I believe that it would be best to normalize newlines as described here: https://infra.spec.whatwg.org/#normalize-newlines
This removes all occurrences of U+000D without changing the meaning of the HTML.
So my proposal is to normalize newlines and then remove anything on the list of "bad characters" above.
How does that sound as a solution?
Ok. I guess as long as the way it's done does not affect the HTML renderer then I expect that it won't cause much fallout.
Then we can focus testing on token merging conflicts as where Ø
in the below is replaced with a banned char:
<Øscript>
<sØcript ="">
<oØbject>
<a title=Øonclick=alert(1)>
<a href="javascript&Ø#58;alert(1)">a</a>
Newline normalizing sounds good. I think a few tests for CRLF vs CR should do fine.
It might be worth updating the fuzzer test so that the fragments it splices around include a banned character and a U+D. That's a pretty terrible fuzzer, but it's saved me from releasing bugs into prod before.
Thanks for taking this on.
I have created a pull request for my proposed fix. I have scattered comments on the proposed code changes to explain my thinking.
Thanks. I see #225
The HTML living standard ( https://html.spec.whatwg.org/multipage/syntax.html#character-references ) states:
However, non-characters from the supplemental planes are encoded numerically.
The code:
Produces: ""
I see two possible simple possible solutions, but I am loathe to recommend either one:
First the characters could be elided in line with the elision of U+FFFE and U+FFFF. This produces a strange botch that is not required by the rules of HTML nor XML, and I don't like it.
Alternatively, the character is allowed if it is not numerically escaped and the noncharacters U+FDD0 to U+FDEF are presented unescaped - so consistency with other non-characters would produce legal HTML. However, all other supplemental code points are represented by numeric escapes to avoid corruption when converting between unicode encodings.

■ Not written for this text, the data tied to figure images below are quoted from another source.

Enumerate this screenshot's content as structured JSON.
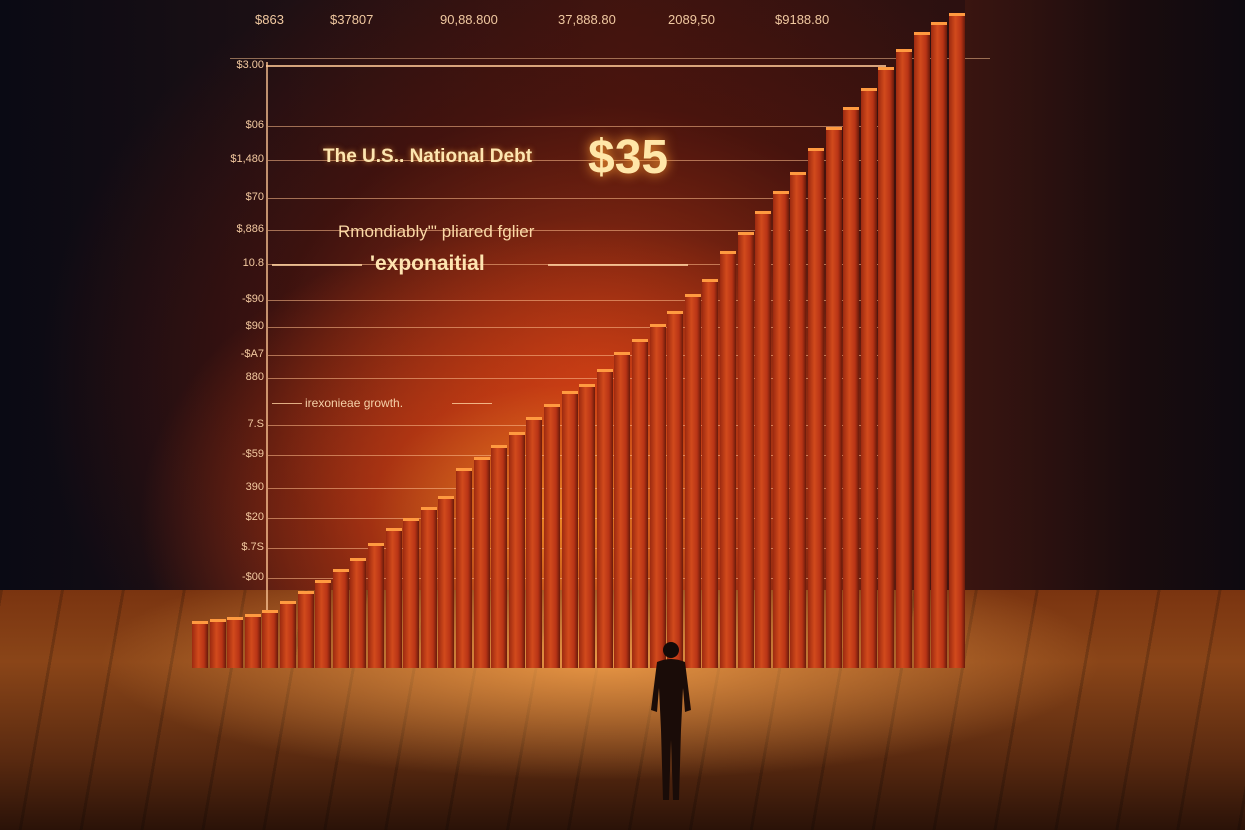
{
  "chart_data": {
    "type": "bar",
    "title": "The U.S.. National Debt",
    "headline_value": "$35",
    "annotations": [
      "Rmondiably\"' pliared fglier",
      "'exponaitial",
      "irexonieae growth."
    ],
    "x_tick_labels": [
      "$863",
      "$37807",
      "90,88.800",
      "37,888.80",
      "2089,50",
      "$9188.80"
    ],
    "y_tick_labels": [
      "$3.00",
      "$06",
      "$1,480",
      "$70",
      "$,886",
      "10.8",
      "-$90",
      "$90",
      "-$A7",
      "880",
      "7.S",
      "-$59",
      "390",
      "$20",
      "$.7S",
      "-$00"
    ],
    "values": [
      2.5,
      2.6,
      2.7,
      2.9,
      3.1,
      3.6,
      4.1,
      4.7,
      5.3,
      5.9,
      6.7,
      7.5,
      8.0,
      8.6,
      9.2,
      10.7,
      11.3,
      11.9,
      12.6,
      13.4,
      14.1,
      14.8,
      15.2,
      16.0,
      16.9,
      17.6,
      18.4,
      19.1,
      20.0,
      20.8,
      22.3,
      23.3,
      24.4,
      25.5,
      26.5,
      27.8,
      28.9,
      30.0,
      31.0,
      32.1,
      33.1,
      34.0,
      34.5,
      35.0
    ],
    "ylim": [
      0,
      35
    ],
    "grid": true,
    "bar_color": "#c8401a",
    "glow_color": "#ff9a40"
  }
}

I am not happy with introducing special cases for these supplemental code points.
More complex solutions would be to introduce a policy for handling of the "discouraged" characters defined in https://www.w3.org/TR/2008/REC-xml-20081126/#charsets.
I am happy to put the time into creating a fix and test cases, but I need guidance as to what is the "correct" solution.